Lester Croyden reviewed the links in last night’s chain of disasters. Ilonka had been partying, though she denied it. As a result she arrived late, rushed her warm-up, sprained her Achilles’ tendon. Sylvia Farnum, her cover, had to substitute. Naturally Sylvia couldn’t do Ilonka’s fouettés to tempo in the Grande Valse Brillante—who could? So naturally Teiji Yushima, the conductor, took the Grande Valse at a slower tempo; and naturally, being an idiot, he took the entire score slower, dragging the Nocturne at such a funeral trot that the corps couldn’t hold their balances. You could hear heels thumping like storm troopers as the girls tried to sneak down ahead of the beat.
Laughable.
Disaster.
So what?
‘You did or did you not consult Ivor Noble on the casting?’
‘Dearie, I suffered through three drunken lunches with Ivor. He thinks it was his idea to put Victor into Sylphides. I also paid him three thousand from contingency—once again.’
It was standard operating procedure for Lester Croyden to ‘consult,’ unofficially of course, with Ivor Noble. Ivor felt flattered to be asked his opinion—which was worthless—and, more important, he felt obligated to give good reviews. Empire was pegging half its spring gala on Victor Topacio. Lester Croyden had gone all out—three drunkathon lunches with Ivor at the Century Club—to guarantee Victor six months of good personal notices.
‘If this is the review Ivor gave Victor,’ Hannah said, ‘you damned well get that three thousand back.’
‘Dearie, I haven’t read the review. Now remember, the corps was not their twinkle-toed best and Sylvia did fall and she did leave out her variation without telling anyon
e. Ivor has every right to be mean. But surely he did manage to say something glowing about Victor?’
‘Why don’t I read you the glowing something he said about Victor?’
‘Gladly, dearie. All ears.’
Hannah put on her ‘I quote' tone of voice. ‘“We are in the presence of a great contemporary choreographer,”’
Lester Croyden coughed up café au lait. ‘Contemporary? That rehash of Fokine? How many scotches did Ivor have last night?’
‘The bartender says he had eight Ivor Noble specials. “Great contemporary choreographer, probing the interworkings of fantasy and reality, passion and purity, death and immortality.”’
‘That’s the trouble with Ivor’s reviews. He doesn’t know the names of any of the steps. Could you skim a little, dearie, and cut to the hard-core quotables?’
‘Very well. I skim. “This was, by in large”—whatever “by in large” means—’
‘Typo.’
‘No, that’s the way he talks too.. . “by in large a dazzling achievement, deft, fitful, beyond measure brilliant. Mr Gillette promises to be—“’
‘Gillette?’
‘“... promises to be—nay, on the evidence vouched safe by Lacrymosa—”’
‘Lacrymosa?’
‘“... safe by Lacrymosa there can be no doubt is—one of our best choreographers for women, certainly the best presently under the aegis of Empire Ballet, though interestingly this work was presented at the independent Pepsi-Cola-sponsored Damrosch Festival.”’
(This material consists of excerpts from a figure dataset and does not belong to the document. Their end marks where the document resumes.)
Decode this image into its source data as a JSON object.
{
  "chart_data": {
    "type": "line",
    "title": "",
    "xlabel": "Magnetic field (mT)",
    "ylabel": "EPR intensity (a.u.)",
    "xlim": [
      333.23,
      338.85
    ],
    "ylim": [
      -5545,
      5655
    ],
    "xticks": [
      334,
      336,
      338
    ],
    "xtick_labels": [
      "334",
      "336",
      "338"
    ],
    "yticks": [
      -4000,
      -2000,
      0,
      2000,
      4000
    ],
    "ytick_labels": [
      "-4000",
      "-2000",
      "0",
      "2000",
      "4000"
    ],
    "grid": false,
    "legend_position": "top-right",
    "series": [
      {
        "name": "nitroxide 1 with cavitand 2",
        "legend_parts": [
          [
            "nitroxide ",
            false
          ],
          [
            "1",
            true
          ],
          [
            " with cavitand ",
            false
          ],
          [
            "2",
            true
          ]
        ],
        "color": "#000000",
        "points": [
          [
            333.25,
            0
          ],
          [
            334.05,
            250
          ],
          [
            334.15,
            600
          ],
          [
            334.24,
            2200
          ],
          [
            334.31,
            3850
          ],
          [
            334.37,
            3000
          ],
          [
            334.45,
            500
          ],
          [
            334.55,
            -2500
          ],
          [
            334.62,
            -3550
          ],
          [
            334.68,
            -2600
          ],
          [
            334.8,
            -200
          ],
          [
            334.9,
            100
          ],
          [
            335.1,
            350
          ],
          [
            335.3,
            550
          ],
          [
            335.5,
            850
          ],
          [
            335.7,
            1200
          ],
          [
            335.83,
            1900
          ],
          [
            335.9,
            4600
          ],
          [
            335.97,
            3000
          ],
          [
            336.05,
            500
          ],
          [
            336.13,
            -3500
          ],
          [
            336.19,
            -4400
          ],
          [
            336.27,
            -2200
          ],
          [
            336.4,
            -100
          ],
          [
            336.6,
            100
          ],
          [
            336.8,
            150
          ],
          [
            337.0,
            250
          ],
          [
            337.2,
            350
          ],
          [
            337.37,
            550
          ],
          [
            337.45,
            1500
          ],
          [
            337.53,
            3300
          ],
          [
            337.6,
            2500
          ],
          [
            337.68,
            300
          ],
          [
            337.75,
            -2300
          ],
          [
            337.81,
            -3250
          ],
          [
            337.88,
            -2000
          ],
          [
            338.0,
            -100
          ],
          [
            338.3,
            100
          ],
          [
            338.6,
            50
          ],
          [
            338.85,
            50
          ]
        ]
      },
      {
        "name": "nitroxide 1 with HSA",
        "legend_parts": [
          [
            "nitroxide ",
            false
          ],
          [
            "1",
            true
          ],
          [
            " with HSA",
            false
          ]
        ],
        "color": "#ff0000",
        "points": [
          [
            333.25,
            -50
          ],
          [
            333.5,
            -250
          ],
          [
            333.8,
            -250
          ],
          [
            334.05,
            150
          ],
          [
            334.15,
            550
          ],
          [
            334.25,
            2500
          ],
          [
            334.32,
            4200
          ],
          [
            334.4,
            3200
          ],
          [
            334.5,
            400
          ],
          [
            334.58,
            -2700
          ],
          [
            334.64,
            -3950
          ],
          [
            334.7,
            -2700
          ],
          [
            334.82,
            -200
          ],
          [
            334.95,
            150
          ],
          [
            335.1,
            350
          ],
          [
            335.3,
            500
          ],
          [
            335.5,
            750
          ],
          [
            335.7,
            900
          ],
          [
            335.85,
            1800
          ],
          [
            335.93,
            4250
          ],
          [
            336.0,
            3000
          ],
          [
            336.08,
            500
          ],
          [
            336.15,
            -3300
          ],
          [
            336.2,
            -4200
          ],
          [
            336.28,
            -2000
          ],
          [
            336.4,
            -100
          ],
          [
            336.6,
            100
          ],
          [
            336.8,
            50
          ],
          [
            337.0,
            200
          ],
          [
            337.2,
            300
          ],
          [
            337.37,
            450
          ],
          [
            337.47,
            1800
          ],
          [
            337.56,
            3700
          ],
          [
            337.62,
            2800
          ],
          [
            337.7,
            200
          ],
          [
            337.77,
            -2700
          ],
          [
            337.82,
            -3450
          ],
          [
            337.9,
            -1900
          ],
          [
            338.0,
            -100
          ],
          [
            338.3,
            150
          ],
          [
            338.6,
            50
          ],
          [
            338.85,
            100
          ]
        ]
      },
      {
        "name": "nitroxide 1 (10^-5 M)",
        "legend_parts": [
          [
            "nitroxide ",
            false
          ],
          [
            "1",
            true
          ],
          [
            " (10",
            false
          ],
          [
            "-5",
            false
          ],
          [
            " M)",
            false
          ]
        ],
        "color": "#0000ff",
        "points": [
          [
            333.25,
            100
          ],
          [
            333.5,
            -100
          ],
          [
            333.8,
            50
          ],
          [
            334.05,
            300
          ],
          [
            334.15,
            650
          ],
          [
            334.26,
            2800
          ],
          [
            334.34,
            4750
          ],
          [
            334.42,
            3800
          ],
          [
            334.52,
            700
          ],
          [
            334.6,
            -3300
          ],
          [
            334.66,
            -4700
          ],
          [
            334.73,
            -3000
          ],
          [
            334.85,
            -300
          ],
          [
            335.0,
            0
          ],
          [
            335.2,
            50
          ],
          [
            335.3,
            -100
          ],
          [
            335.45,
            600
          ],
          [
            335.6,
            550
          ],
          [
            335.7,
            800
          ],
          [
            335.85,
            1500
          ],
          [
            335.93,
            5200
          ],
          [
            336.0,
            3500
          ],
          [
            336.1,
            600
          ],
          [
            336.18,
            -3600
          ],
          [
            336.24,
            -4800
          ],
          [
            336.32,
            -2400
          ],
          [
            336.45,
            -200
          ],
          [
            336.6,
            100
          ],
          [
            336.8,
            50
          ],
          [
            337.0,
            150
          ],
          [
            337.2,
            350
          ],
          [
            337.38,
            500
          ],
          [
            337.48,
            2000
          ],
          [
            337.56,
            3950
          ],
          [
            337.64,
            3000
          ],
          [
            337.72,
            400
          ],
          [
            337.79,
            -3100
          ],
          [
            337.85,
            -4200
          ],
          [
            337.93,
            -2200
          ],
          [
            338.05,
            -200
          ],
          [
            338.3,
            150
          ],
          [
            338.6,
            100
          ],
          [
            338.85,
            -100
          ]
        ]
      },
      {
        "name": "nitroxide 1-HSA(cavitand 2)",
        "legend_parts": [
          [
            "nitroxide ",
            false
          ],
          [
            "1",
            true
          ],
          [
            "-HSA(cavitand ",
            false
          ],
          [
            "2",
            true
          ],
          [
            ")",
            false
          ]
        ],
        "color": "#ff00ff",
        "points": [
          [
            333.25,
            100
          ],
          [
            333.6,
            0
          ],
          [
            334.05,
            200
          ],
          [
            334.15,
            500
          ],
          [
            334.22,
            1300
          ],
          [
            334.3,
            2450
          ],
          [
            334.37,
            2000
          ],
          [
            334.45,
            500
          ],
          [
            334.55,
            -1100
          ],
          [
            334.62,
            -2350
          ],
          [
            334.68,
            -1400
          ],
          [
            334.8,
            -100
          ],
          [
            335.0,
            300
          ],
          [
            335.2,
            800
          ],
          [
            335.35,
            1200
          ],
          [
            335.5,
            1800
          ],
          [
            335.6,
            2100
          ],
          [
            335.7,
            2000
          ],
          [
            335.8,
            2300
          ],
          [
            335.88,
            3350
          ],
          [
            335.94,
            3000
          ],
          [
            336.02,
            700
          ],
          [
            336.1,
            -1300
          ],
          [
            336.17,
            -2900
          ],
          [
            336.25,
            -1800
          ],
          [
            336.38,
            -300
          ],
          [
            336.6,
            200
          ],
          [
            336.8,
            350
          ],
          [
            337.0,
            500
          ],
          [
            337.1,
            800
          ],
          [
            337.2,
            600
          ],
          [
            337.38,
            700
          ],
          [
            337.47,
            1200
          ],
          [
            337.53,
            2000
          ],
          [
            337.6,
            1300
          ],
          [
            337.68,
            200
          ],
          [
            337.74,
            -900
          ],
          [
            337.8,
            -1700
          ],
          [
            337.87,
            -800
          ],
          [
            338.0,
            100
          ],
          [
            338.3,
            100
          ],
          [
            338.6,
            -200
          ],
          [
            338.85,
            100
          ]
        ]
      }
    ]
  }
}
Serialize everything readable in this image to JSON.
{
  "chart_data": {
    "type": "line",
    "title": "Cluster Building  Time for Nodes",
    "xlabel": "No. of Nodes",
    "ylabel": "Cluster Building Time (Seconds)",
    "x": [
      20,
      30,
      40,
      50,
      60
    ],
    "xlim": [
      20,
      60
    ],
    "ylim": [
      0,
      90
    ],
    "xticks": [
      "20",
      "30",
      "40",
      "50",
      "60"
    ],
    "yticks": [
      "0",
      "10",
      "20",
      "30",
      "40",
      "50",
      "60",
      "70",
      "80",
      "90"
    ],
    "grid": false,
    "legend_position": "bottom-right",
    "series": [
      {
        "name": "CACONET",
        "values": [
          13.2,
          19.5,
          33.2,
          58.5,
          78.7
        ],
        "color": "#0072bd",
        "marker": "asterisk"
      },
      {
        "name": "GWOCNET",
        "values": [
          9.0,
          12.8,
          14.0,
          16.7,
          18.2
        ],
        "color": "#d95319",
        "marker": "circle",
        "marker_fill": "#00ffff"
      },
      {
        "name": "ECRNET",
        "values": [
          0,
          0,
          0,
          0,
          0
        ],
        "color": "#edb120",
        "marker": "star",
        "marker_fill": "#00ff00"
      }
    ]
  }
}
Lester Croyden dropped another saccharin tablet into his cafe au lait.
‘“Mr Gillette’s females are fascinating chiaroscuros of the psychological layers that lie betwixt public patina and private persona. What he has accomplished here in one bold stroke is altogether remarkable, the first work of rank since Antony Tudor’s Pillar of Fire worthy of being mentioned in that breath. All concerned for the future of dance in this country owe it to themselves to attend the next performance of this unforgettable, staggering, seminal work, which we hope and are confident will soon be seen in circumstances more deserving of its stature.” End of review. Voilà Victor’s rave.’
Lester Croyden watched a spume of saccharin fizz to the shoreline of his cup. ‘Gillette? Danny Gillette? Our Danny Gillette?’